Taxi drivers offer subtle protest to Quebec authorities as Bill 100 deadline approaches

Taxi drivers offer subtle protest to Quebec authorities as Bill 100 deadline approaches

Quebec has achieved something rather unique in Canada, it drew up a bill of regulations for ride-sharing companies that the taxi industry actually agrees with. Other provinces and municipalities have agreed to regulate Uber and other similar companies but have faced opposition from taxi unions believing new laws to be unfair.
Bill 100 in Quebec has definitely got the taxi industry on board, and it has achieved that in a very simple way. The local authorities have done what taxi drivers have been asking for all along, and that is for regulations to treat Uber and taxi companies alike.

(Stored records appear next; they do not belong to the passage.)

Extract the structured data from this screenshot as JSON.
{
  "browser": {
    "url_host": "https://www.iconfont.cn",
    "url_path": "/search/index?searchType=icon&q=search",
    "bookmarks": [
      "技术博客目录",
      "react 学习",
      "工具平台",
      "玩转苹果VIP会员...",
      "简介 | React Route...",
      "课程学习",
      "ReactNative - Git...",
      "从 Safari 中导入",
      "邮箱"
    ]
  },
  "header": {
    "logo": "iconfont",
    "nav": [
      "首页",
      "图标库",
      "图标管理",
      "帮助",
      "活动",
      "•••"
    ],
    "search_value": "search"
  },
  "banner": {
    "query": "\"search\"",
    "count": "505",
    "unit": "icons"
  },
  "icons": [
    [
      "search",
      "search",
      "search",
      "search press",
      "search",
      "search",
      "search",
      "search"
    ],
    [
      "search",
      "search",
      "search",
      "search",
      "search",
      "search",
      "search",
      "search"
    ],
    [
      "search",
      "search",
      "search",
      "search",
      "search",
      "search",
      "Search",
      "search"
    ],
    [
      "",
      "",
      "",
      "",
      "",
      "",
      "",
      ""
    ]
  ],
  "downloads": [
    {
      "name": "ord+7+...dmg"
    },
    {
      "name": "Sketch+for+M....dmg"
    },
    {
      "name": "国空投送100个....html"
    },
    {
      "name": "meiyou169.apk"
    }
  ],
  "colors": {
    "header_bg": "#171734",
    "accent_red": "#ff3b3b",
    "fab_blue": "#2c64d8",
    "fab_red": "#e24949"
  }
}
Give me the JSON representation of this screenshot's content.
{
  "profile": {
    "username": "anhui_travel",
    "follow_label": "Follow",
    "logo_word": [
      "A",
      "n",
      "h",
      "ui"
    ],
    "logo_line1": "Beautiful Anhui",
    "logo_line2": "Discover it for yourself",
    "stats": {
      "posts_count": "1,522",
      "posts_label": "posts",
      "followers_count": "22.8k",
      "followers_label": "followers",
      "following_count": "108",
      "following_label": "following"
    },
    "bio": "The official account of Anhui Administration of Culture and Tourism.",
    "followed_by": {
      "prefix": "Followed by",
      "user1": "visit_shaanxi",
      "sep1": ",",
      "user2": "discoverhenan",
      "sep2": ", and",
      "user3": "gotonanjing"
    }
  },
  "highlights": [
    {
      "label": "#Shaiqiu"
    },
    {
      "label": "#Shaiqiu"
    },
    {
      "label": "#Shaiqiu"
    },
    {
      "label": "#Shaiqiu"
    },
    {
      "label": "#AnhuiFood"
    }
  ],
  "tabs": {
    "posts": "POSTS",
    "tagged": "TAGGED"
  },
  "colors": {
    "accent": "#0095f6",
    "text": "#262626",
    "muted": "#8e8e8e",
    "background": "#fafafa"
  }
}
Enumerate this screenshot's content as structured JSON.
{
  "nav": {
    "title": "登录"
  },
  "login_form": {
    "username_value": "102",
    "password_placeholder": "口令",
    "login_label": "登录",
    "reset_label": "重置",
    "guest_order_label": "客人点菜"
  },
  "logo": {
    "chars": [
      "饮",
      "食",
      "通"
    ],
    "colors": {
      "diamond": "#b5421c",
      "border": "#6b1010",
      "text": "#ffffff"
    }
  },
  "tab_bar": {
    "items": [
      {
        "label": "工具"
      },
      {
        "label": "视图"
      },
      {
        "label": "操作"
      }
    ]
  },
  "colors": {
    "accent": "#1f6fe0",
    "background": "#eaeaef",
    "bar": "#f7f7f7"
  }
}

However, Uber has rejected the proposal and is seeking amendments that would be more in line with other municipalities, a move the will irk taxi unions. Considering other cities and provinces have changed mooted regulations to accommodate Uber’s needs in the past, taxi representatives are treading cautiously. They know that while Bill 100 is good on paper, it means nothing until it is passed.

Taxi drivers have started a protest near the site of the Montreal Formula 1 Grand Prix circuit in support of Bill 100, but also as a reminder to the provincial government that the legislation is expected to be passed unchanged. 1000 taxi drivers were at the protest, demonstrating the kind of numbers that could bring a city center to a standstill should things not go their way.

“We hope we’re going to be able to transport people who are going to attend the Grand Prix on Friday, Saturday and Sunday. But if there’s no law, we’re going to be there but we are going to be protesting,” Benoît Jugand, a spokesman for the union representing some 4,000 taxi drivers and owners in Quebec.
“We’re going to protest all summer long.”

For its part, the government is towing a strict line with Uber, saying the company is welcome to negotiate, but only on the basis that it accepts that its drivers must carry taxi licenses. Uber’s response has been to table a number of counter proposals, but the company’s end game is leaving Quebec entirely if Bill 100 is passed in its current form.

Bill 100 could be passed into law on June 10.